After about an hour, the boat arrived at our accomodation - the Plern Prai rafthouses. They look like sturdy set of huts as we approached over the water, so it was only once I was on them that I realised that the huts actually float on the water, supported by sunken logs and the remains of acres of bamboo forests. One minute they look so sturdy and dependable, the next it looks like a strong wave would send the rafts off in separate directions. Most of the time, though the huts and the bamboo walkway that connects them shifts to accomodate my weight confidently - it was only the long and decidedly dodgy section that connected the huts to the toilet block on the mainland that where I tread carefully.

The place was so peaceful all day, but especially so in the soft light of the mornings when the noises of the forests carried across from the lake. After jumping straight off the walkway into the lake, I could hear amazing bird calls echoingfrom the mountains, or locusts or crickets twittering from nearby. Occasionally a gibbon called out in their sing-song chant, which one of the Thai guys here assured me was a mating call. I spent a few minutes just listening to the noises of the lake around me - the chatter of the staff working, the creaking of the bamboo walkways as they shift to a new position, the heavy roar of a long-tail boat ferrying people in or out, then a few moments later the gentle lapping sound of its wake against our huts.

Sunday, December 12, 2004

Jetlag

I hadn't slept enough, nowhere near enough. And those three glasses of red wine had caused headaches well out of proportion with the amount of alcohol they contained, but that was probably because the tiny portion of roast pork in my dinner wouldn't have satisfied a sparrow. And once I had woken up I had to sit for hours on a bus as it stop-started through smoggy crowded streets, then trudge through hundreds or thousands of people shuffling slowly in front of me.

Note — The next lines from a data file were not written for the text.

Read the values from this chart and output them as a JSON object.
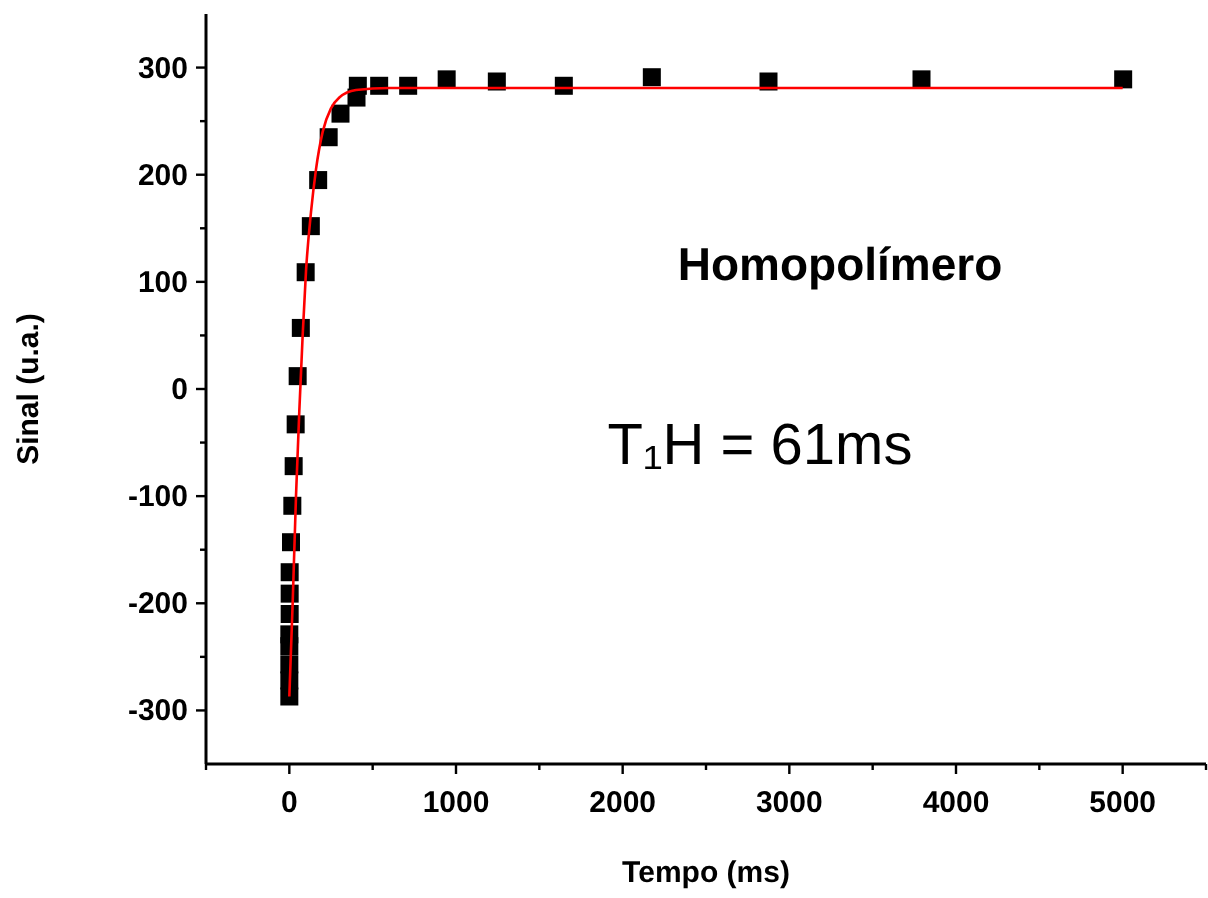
{
  "chart_data": {
    "type": "scatter",
    "xlabel": "Tempo (ms)",
    "ylabel": "Sinal (u.a.)",
    "xlim": [
      -500,
      5500
    ],
    "ylim": [
      -350,
      350
    ],
    "xticks": [
      {
        "value": -500,
        "label": null
      },
      0,
      {
        "value": 500,
        "label": null
      },
      1000,
      {
        "value": 1500,
        "label": null
      },
      2000,
      {
        "value": 2500,
        "label": null
      },
      3000,
      {
        "value": 3500,
        "label": null
      },
      4000,
      {
        "value": 4500,
        "label": null
      },
      5000,
      {
        "value": 5500,
        "label": null
      }
    ],
    "yticks": [
      -300,
      {
        "value": -250,
        "label": null
      },
      -200,
      {
        "value": -150,
        "label": null
      },
      -100,
      {
        "value": -50,
        "label": null
      },
      0,
      {
        "value": 50,
        "label": null
      },
      100,
      {
        "value": 150,
        "label": null
      },
      200,
      {
        "value": 250,
        "label": null
      },
      300
    ],
    "grid": false,
    "annotations": [
      "Homopolímero",
      "T₁H = 61ms"
    ],
    "series": [
      {
        "marker": "square",
        "color": "#000000",
        "x": [
          0,
          0,
          0,
          0,
          0,
          2,
          2,
          2,
          10,
          18,
          26,
          38,
          50,
          69,
          98,
          129,
          173,
          236,
          307,
          403,
          411,
          539,
          713,
          944,
          1245,
          1647,
          2175,
          2875,
          3793,
          5003
        ],
        "values": [
          -287,
          -272,
          -257,
          -240,
          -229,
          -210,
          -191,
          -171,
          -143,
          -109,
          -72,
          -33,
          12,
          57,
          109,
          152,
          195,
          235,
          257,
          272,
          283,
          283,
          283,
          289,
          287,
          283,
          291,
          287,
          289,
          289
        ]
      },
      {
        "type": "line",
        "line_style": "solid",
        "color": "#ff0000",
        "x": [
          0,
          20,
          40,
          60,
          80,
          100,
          130,
          160,
          200,
          250,
          300,
          400,
          600,
          5000
        ],
        "values": [
          -287,
          -200,
          -100,
          -20,
          50,
          110,
          165,
          205,
          240,
          262,
          272,
          279,
          281,
          281
        ]
      }
    ]
  }
}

I eventually found my room, and after a few hours of sleep my foul mood lifted long enough for me to realise... hold on a minute... that I wasn't hungover, I was jetlagged! And this wasn't London, it was Bangkok. That was the 414, it was the airport shuttle!!

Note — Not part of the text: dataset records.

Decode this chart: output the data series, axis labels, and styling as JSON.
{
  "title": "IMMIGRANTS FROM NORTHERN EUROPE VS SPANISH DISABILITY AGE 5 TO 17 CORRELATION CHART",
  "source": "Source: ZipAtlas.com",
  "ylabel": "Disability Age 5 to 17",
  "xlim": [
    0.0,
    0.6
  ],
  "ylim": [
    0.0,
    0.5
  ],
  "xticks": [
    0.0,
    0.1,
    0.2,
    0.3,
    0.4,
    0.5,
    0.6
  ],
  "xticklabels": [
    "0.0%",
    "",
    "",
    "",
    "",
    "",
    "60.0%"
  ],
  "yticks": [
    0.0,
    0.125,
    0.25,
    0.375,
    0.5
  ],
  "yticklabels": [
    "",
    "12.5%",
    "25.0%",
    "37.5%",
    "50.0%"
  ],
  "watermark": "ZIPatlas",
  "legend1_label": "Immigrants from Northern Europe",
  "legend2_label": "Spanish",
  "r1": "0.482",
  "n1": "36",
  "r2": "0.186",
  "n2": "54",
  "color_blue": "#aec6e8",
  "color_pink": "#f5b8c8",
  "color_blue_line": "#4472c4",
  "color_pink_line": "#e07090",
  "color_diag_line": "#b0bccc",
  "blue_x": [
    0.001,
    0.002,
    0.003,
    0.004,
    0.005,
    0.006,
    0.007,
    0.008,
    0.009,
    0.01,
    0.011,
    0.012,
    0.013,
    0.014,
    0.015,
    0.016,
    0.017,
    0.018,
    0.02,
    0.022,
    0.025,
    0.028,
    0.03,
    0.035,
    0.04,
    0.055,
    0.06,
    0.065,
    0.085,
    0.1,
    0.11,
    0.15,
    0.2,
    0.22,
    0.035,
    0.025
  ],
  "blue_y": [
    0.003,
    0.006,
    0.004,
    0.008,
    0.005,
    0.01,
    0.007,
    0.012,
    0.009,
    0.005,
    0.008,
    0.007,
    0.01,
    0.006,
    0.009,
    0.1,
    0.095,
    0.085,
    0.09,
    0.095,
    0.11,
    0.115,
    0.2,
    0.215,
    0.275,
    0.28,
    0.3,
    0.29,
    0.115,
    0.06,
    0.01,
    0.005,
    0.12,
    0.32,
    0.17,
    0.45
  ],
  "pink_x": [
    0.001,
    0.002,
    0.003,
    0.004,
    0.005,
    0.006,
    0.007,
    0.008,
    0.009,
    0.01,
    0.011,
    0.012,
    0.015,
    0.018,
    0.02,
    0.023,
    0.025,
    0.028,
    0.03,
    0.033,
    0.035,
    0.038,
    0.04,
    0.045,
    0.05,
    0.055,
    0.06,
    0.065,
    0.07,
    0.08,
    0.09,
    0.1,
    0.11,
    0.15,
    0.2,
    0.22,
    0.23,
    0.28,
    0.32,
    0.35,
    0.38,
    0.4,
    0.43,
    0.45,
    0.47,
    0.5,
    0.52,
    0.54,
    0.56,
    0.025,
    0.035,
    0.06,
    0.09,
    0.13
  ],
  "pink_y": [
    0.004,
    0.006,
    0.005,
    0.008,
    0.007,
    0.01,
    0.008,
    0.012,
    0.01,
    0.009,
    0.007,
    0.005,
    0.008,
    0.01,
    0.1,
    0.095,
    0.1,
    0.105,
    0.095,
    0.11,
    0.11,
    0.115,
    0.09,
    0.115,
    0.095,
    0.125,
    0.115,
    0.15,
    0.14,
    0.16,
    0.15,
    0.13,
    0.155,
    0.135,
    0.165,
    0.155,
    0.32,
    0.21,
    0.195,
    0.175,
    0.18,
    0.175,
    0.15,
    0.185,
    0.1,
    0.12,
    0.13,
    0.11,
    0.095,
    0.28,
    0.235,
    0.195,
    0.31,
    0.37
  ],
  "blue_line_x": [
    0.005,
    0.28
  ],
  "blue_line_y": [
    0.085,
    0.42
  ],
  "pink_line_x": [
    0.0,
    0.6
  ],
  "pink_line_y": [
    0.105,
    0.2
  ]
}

It all suddenly made sense.

And so here I am no, trying to face breakfast when all my body wants to be doing is what all sane Londoners are doing at the moment - making the always-unwise decision to have a third martini!

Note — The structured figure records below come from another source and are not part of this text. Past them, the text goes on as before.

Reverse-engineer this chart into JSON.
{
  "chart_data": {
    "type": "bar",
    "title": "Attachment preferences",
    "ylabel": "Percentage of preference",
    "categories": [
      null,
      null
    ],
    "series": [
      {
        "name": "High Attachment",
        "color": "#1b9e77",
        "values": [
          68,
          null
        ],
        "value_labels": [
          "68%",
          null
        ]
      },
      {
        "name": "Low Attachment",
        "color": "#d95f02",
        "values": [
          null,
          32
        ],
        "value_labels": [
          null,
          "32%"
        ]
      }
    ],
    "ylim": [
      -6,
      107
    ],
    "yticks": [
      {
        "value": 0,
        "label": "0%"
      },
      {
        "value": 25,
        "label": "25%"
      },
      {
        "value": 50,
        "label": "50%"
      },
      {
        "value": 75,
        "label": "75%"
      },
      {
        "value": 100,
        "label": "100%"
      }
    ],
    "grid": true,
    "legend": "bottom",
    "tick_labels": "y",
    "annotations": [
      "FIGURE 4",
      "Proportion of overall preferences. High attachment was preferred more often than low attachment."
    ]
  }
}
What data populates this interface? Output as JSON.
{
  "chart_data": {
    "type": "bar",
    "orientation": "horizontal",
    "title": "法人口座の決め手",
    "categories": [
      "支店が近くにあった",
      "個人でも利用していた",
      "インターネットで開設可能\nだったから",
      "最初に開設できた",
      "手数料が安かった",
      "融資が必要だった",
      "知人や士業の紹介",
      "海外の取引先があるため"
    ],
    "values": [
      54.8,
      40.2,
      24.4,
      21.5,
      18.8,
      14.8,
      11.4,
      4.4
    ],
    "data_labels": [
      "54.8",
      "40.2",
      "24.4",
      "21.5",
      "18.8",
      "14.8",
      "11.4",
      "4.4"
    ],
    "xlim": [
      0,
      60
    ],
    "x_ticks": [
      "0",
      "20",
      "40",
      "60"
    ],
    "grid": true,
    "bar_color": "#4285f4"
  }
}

Of course, there are thousands of differences between Bangkok and London. You can get good coffee here, for a start. The service in cafes is pretty bad in both places sure, but when you pester waiters in London you just get attitude, but here them seem a little panic-stricken that the foreigner has come up with yet another request! What, a spoon now? their expression seems to say. Hold on, I'll see what I can do. Also, when you're buying illegal copies of DVDs at street markets over here, they're willing to take orders of movies from you, then deliver them to you piping hot from the DVD burner in a couple of hours.

And in London to brown your undergarments as a twenty-tonne bus heads straight towards you, you have to get on your bike. Here, the experience is available on a tuk-tuk, allowing you to mentally draft your will as exhaust fumes blow gently through your hair.

Another thing - they have a huge "Democracy Monument" here. It commemorates the move to a consituitional monarchy in the 30s, and was the scene of massive riots and the deadly put-down by the army in the 70s. It's quite a sight, two massive pillars arcing towards the sky in the middle of a massive roundabout. The effect is qutie beautiful and poignant. One thing. There's a McDonald's overlooking it. Who said global corporations don't have a sense of humour?